In 1538 Michelangelo had met Vittoria Colonna, a poetess and highly cultivated woman. Between them a deep friendship developed, one might say a pure love, only platonic, inspirated by poetry and faith. The most intense period of their relationship lasted from 1544 until Colonna’s death in 1547; years filled with long conversations, frequent visits. Michelangelo gave her three drawings, sonnets and madrigals. Her death was another hurt in his life, he saw out his lady, his family, his friends and enemies, he was alone. More and more he fumbled with the thought of death and begun to hate his art, but never lost his believe and love for God. In spite of his melancholy, he designed Campidoglio (capitol), worked on St. Peter’s Basilica and carved the Rondanini pieta. In the last years of his life he produced tenebrous drawings of the Crucifixion and the Lament over the Dead Christ. He carved Florentine Pieta, for his own tomb, but dissatisfied he broke off the legs and arms. Friends that remained him persuaded him to start work on it again. Still perfectly lucid in age of almost ninety, he created one of his most spiritual images. "I live alone and miserable, trapped as marrow under the bark of the tree. My voice is like a wasp caught in a bag of skin and bones. My teeth shake and rattle like the keys of a musical instrument. My face is a scarecrow. My ears never cease to buzz. In one of them, a spider weaves its web, in the other one, a cricket sings all night long. My rattling catarrh won't let me sleep. This is the state where art has led me, after granting me glory. Poor, old, beaten, I will be reduced to nothing, if death does not come swiftly to my rescue. Pains have quartered me, torn me, broken me and death is the only inn awaiting me."
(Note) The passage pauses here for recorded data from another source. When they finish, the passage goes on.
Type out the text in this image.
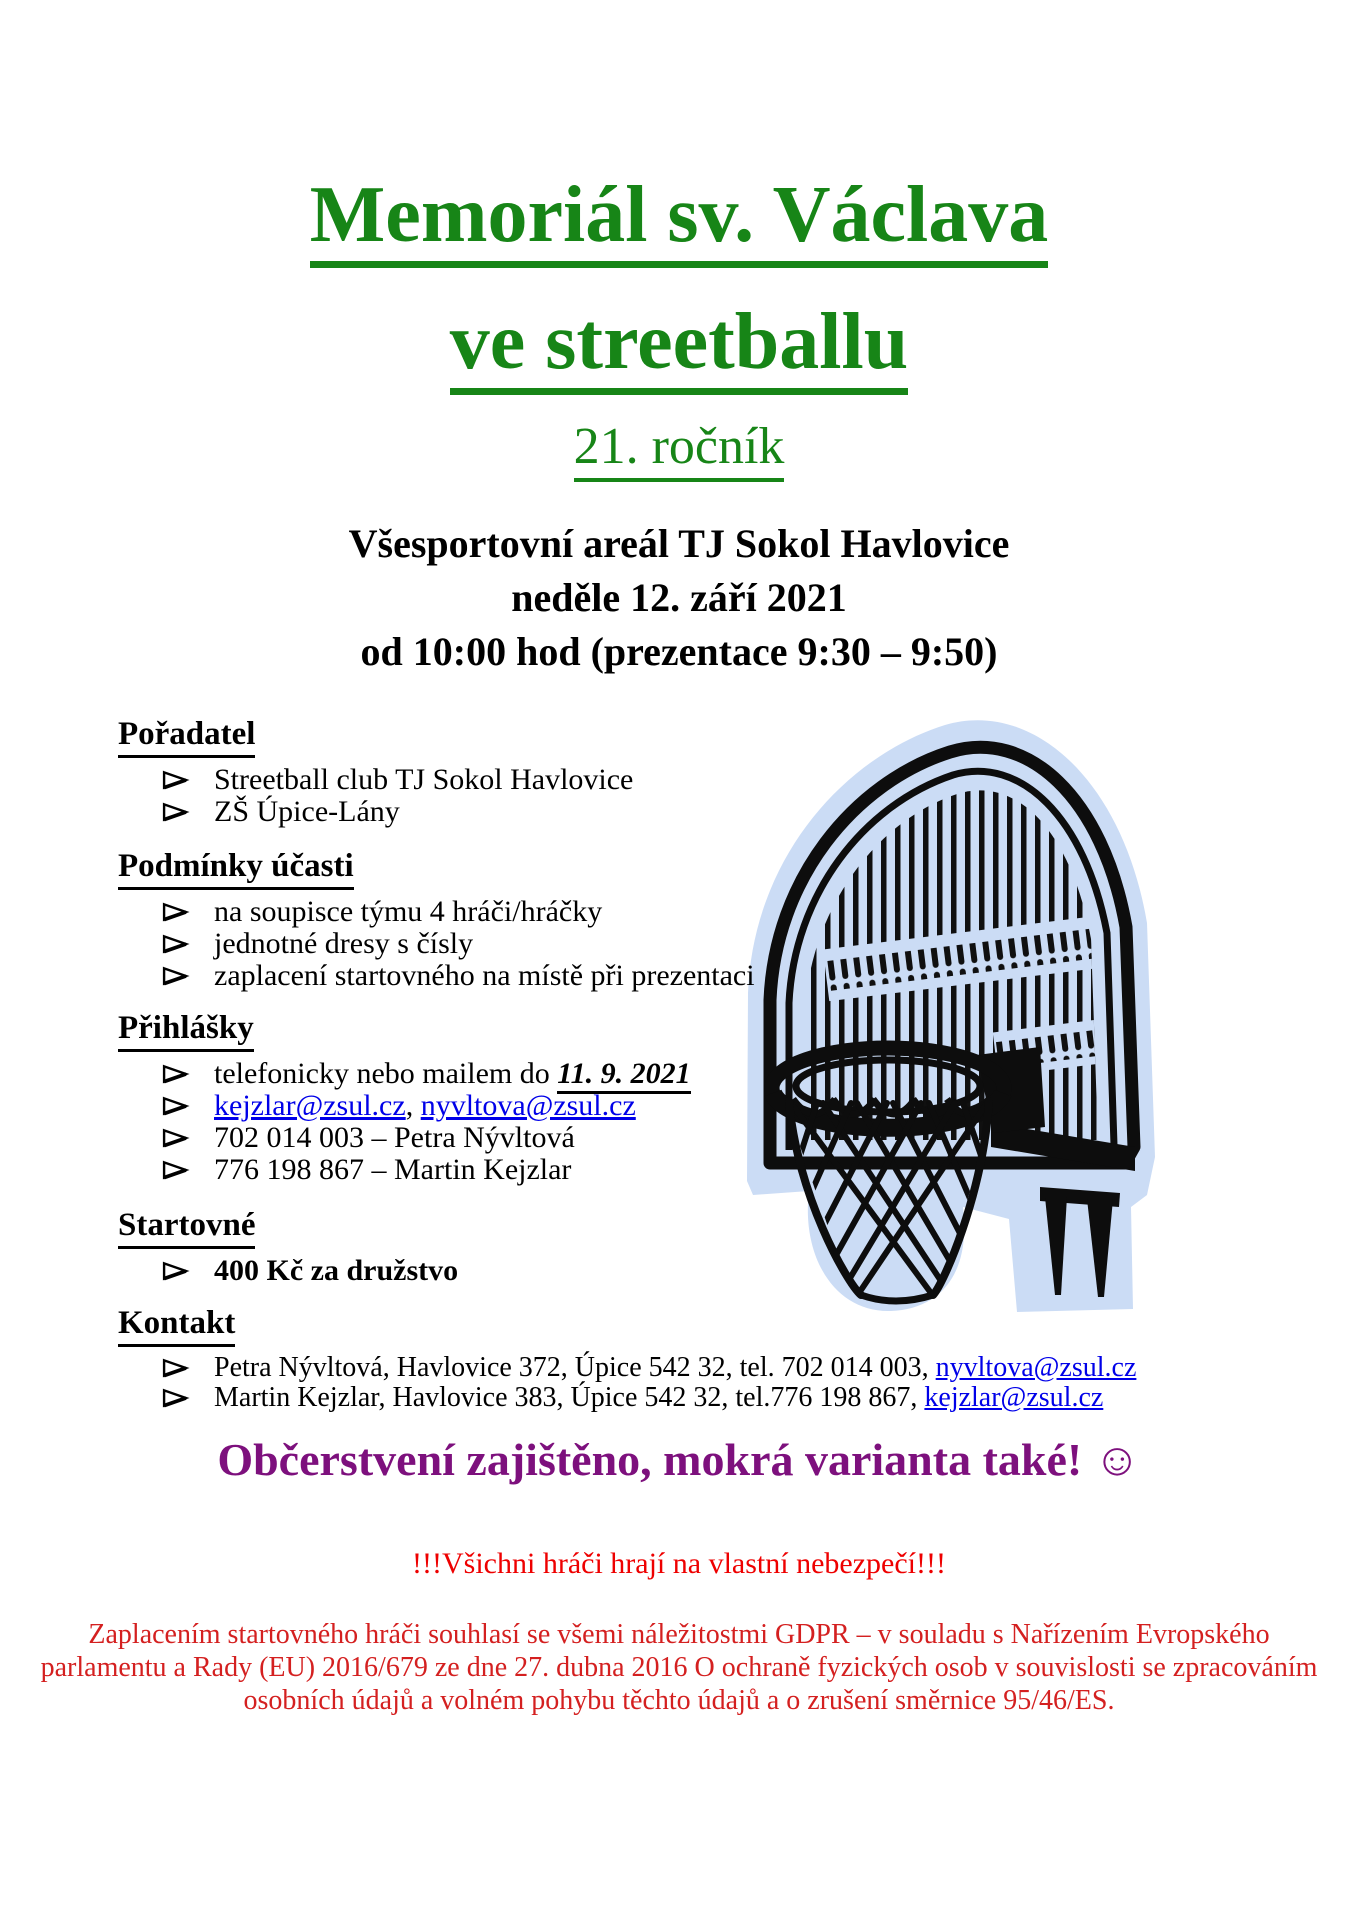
Memoriál sv. Václava
ve streetballu
21. ročník
Všesportovní areál TJ Sokol Havlovice
neděle 12. září 2021
od 10:00 hod (prezentace 9:30 – 9:50)
Pořadatel
Streetball club TJ Sokol Havlovice
ZŠ Úpice-Lány
Podmínky účasti
na soupisce týmu 4 hráči/hráčky
jednotné dresy s čísly
zaplacení startovného na místě při prezentaci
Přihlášky
telefonicky nebo mailem do 11. 9. 2021
kejzlar@zsul.cz, nyvltova@zsul.cz
702 014 003 – Petra Nývltová
776 198 867 – Martin Kejzlar
Startovné
400 Kč za družstvo
Kontakt
Petra Nývltová, Havlovice 372, Úpice 542 32, tel. 702 014 003, nyvltova@zsul.cz
Martin Kejzlar, Havlovice 383, Úpice 542 32, tel.776 198 867, kejzlar@zsul.cz
Občerstvení zajištěno, mokrá varianta také! ☺
!!!Všichni hráči hrají na vlastní nebezpečí!!!
Zaplacením startovného hráči souhlasí se všemi náležitostmi GDPR – v souladu s Nařízením Evropského parlamentu a Rady (EU) 2016/679 ze dne 27. dubna 2016 O ochraně fyzických osob v souvislosti se zpracováním osobních údajů a volném pohybu těchto údajů a o zrušení směrnice 95/46/ES.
Michelangelo Buonarotti died on February 18th, 1564 in Rome, but he is buried in his real home, in Florence.
He claimed he is only a sculptor, however he worked on the most important architect projects of renaissance Rome; he claimed he is only painter, however he was just working on Sistine Chapel. It is difficult to find such a hard-working artist. He had not any followers, anybody has ever painted or worked with a piece of stone as he had. But still, he created the school where any master has never taught any student, but where everybody has come to study. Michelangelo Buonarotti, the son of Florence.